India’s stressed assets situation moved into the spotlight in the wake of the Reserve Bank of India’s (RBI) latest budget announcement in March. RBI governor Raghuram Rajan warned Indian lenders to prepare for a year of “deep surgery” as it increases measures to tackle the country’s bad debts.
According to an India Ratings & Research report, as much as one-third of Indian companies have stressed or non-performing loans, accounting for 21 percent of total bank stressed credit, with the bulk of it on the books of state-owned banks. The report also expects bad loans to grow by 12.5 percent in 2017. As a whole, India’s stressed loan pile is estimated to have hit more than $110 billion.
“It’s the desire to use debt to fund growth that has made Indian corporations the most highly leveraged in the world and therefore the most susceptible to slowdowns or dislocations,” Mintoo Bhandari, managing director of Apollo Global Management India Advisors tells Private Equity International.

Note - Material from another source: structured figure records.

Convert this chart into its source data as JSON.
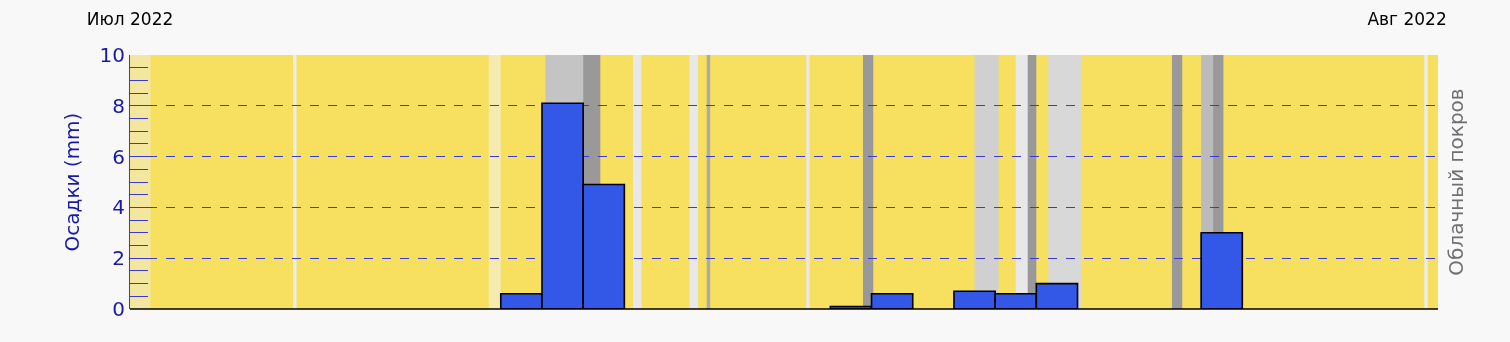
{
  "chart_data": {
    "type": "bar",
    "ylabel": "Осадки (mm)",
    "y2label": "Облачный покров",
    "x": [
      "2022-07-10T12:00",
      "2022-07-11T12:00",
      "2022-07-12T12:00",
      "2022-07-18T12:00",
      "2022-07-19T12:00",
      "2022-07-21T12:00",
      "2022-07-22T12:00",
      "2022-07-23T12:00",
      "2022-07-27T12:00"
    ],
    "values": [
      0.6,
      8.1,
      4.9,
      0.1,
      0.6,
      0.7,
      0.6,
      1.0,
      3.0
    ],
    "color": "#3358e8",
    "xlim": [
      "2022-07-01T00:00",
      "2022-08-01T18:00"
    ],
    "xticks": [
      {
        "value": "2022-07-01",
        "label": "Июл 2022"
      },
      {
        "value": "2022-08-01",
        "label": "Авг 2022"
      }
    ],
    "ylim": [
      0,
      10
    ],
    "yticks": [
      0,
      2,
      4,
      6,
      8,
      10
    ],
    "grid": "y",
    "line_style": "dashed",
    "bands": [
      {
        "axis": "x",
        "from": "2022-07-01T00:00",
        "to": "2022-08-01T18:00",
        "color": "#f7df5f"
      },
      {
        "axis": "x",
        "from": "2022-07-01T00:00",
        "to": "2022-07-01T12:00",
        "color": "#f3e7a0"
      },
      {
        "axis": "x",
        "from": "2022-07-04T23:00",
        "to": "2022-07-05T01:00",
        "color": "#ececec"
      },
      {
        "axis": "x",
        "from": "2022-07-09T17:00",
        "to": "2022-07-10T00:00",
        "color": "#f5eab0"
      },
      {
        "axis": "x",
        "from": "2022-07-11T02:00",
        "to": "2022-07-12T00:00",
        "color": "#c4c4c4"
      },
      {
        "axis": "x",
        "from": "2022-07-12T00:00",
        "to": "2022-07-12T10:00",
        "color": "#999999"
      },
      {
        "axis": "x",
        "from": "2022-07-13T05:00",
        "to": "2022-07-13T10:00",
        "color": "#e8e8e8"
      },
      {
        "axis": "x",
        "from": "2022-07-14T14:00",
        "to": "2022-07-14T19:00",
        "color": "#e8e8e8"
      },
      {
        "axis": "x",
        "from": "2022-07-15T00:00",
        "to": "2022-07-15T02:00",
        "color": "#aaaaaa"
      },
      {
        "axis": "x",
        "from": "2022-07-17T10:00",
        "to": "2022-07-17T12:00",
        "color": "#e8e8e8"
      },
      {
        "axis": "x",
        "from": "2022-07-18T19:00",
        "to": "2022-07-19T01:00",
        "color": "#999999"
      },
      {
        "axis": "x",
        "from": "2022-07-21T12:00",
        "to": "2022-07-22T02:00",
        "color": "#d0d0d0"
      },
      {
        "axis": "x",
        "from": "2022-07-22T12:00",
        "to": "2022-07-22T19:00",
        "color": "#e8e8e8"
      },
      {
        "axis": "x",
        "from": "2022-07-22T19:00",
        "to": "2022-07-23T00:00",
        "color": "#999999"
      },
      {
        "axis": "x",
        "from": "2022-07-23T07:00",
        "to": "2022-07-24T02:00",
        "color": "#d8d8d8"
      },
      {
        "axis": "x",
        "from": "2022-07-26T07:00",
        "to": "2022-07-26T13:00",
        "color": "#999999"
      },
      {
        "axis": "x",
        "from": "2022-07-27T00:00",
        "to": "2022-07-27T07:00",
        "color": "#bbbbbb"
      },
      {
        "axis": "x",
        "from": "2022-07-27T07:00",
        "to": "2022-07-27T13:00",
        "color": "#999999"
      },
      {
        "axis": "x",
        "from": "2022-08-01T10:00",
        "to": "2022-08-01T12:00",
        "color": "#ececec"
      }
    ]
  }
}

“If you are a promoter in India and you say, ‘Look, I got a trillion dollars of gross domestic product coming down the pipe over the next decade for India’, you ask yourself, ‘Do I want to dilute my equity or would I rather take on debt to grow and to keep my share of that pie?’
“This has been the modus operandi of companies in India – to use debt to the extent that they can and hope that it will all work out.”
The banks are now in a position to rid themselves of troubled assets and private equity firms have come in buying, with deals mostly in businesses that had suffered through the commodities crunch and the weakening of the Indian economy post-2007.
“It’s a good time for distressed assets players,” says Parveet Gandoak, an associate at law firm Debevoise and Plimpton. “A lot of the private equity firms have mandates from their global or pan-Asian funds to invest into these situations.”
About a dozen funds are focused on the distressed assets market in India, lured by the prospects of buying at significant discounts.
According to asset management consultancy Alvarez & Marsal’s (A&M) latest Outlook for Stressed Assets Market in India, the total funds available are estimated to be between $3 billion-$5 billion. These include global funds managed by KKR, TPG, Apollo Global Management and regional funds from Clearwater Capital and SSG Capital. TPG is among investors vying for a stake in Indian state-owned lender IDBI Bank, while KKR had recently won approval to own a majority stake in Mumbai-based International Asset Reconstruction Co.
Apollo has been present in India for more than five years and in 2014 entered a joint venture with ICICI Venture to establish AION Capital Partners. The fund had raised $825 million to invest in special situation opportunities in India.
Bhandari claims that when Apollo started thinking about this space, it was seen as an outlier, but this has now changed as the opportunity has been more widely recognised. Everstone Capital said it will start investing in stressed companies in India and has hired a former director at Advent International, Avnish Mehra, to head the new business unit. Indian billionaire Ajay Piramal, chairman of the $4 billion Indian conglomerate Piramal Group, has also said he wants to set up a $1 billion fund to invest in distressed assets.
A CLEAR CHANGE
The RBI deserves credit for generating investor interest in distressed assets. It has made clear that it is open to external capital and will support the restructuring of enterprises in India.
Fearing that the country’s system would be weighed down by bad loans, in February RBI launched an asset quality review and required commercial banks to clean up their balance sheets, declare non-performing assets and make provisions by March 2017. It has introduced a debt-for-equity swap tool to enable creditors to take control of the company and effect change in management when necessary.
Investors are also hopeful that the country will successfully pass a proposed bankruptcy reform bill by the end of May. The bill would be transformational, streamlining India’s scattered insolvency laws into a single piece of legislation.
This would make it easier for creditors to take a company to bankruptcy and take control within three to six months, instead of cases dragging on for several years, as has been the norm.
The government has also eased rules on foreign ownership of asset reconstruction companies (ARCs buy bad loans from lenders and work on revitalising the business). An earlier rule capped foreign ownership at 50 percent.
Puneet Bhatia, managing director and country head for India at TPG Capital says that India has “turned a corner” based on the government’s “constructive stance”, but that “it has seen a build-up of distressed assets over the cycles which will require concerted efforts to resolve”.
While the stage is set for a boom, players already in the market warn that investing in distressed assets in India is no picnic, even with the introduction of restructuring-friendly government reform.
“There’ll be a whole spectrum of players,” says Apollo’s Bhandari. “But this is really a specialist area. It’s not an arena where someone can just decide they are interested in it, walk in and do it well.”
Debevoise’s Gandoak says that even with the new “streamlined approach” – which will undoubtedly attract private equity investors to bid on assets – this is still a “watch and wait” space.
This is a sentiment echoed by Vikram Utamsingh, co-head of Alvarez & Marsal in India: “This [investing in stressed assets] is yet one more avenue of opportunity, but are there really businesses that people will want to buy? Which of the sectors are fully viable?”
As is often the case in India, and as Utamsingh puts it: “The devil will be in the detail.”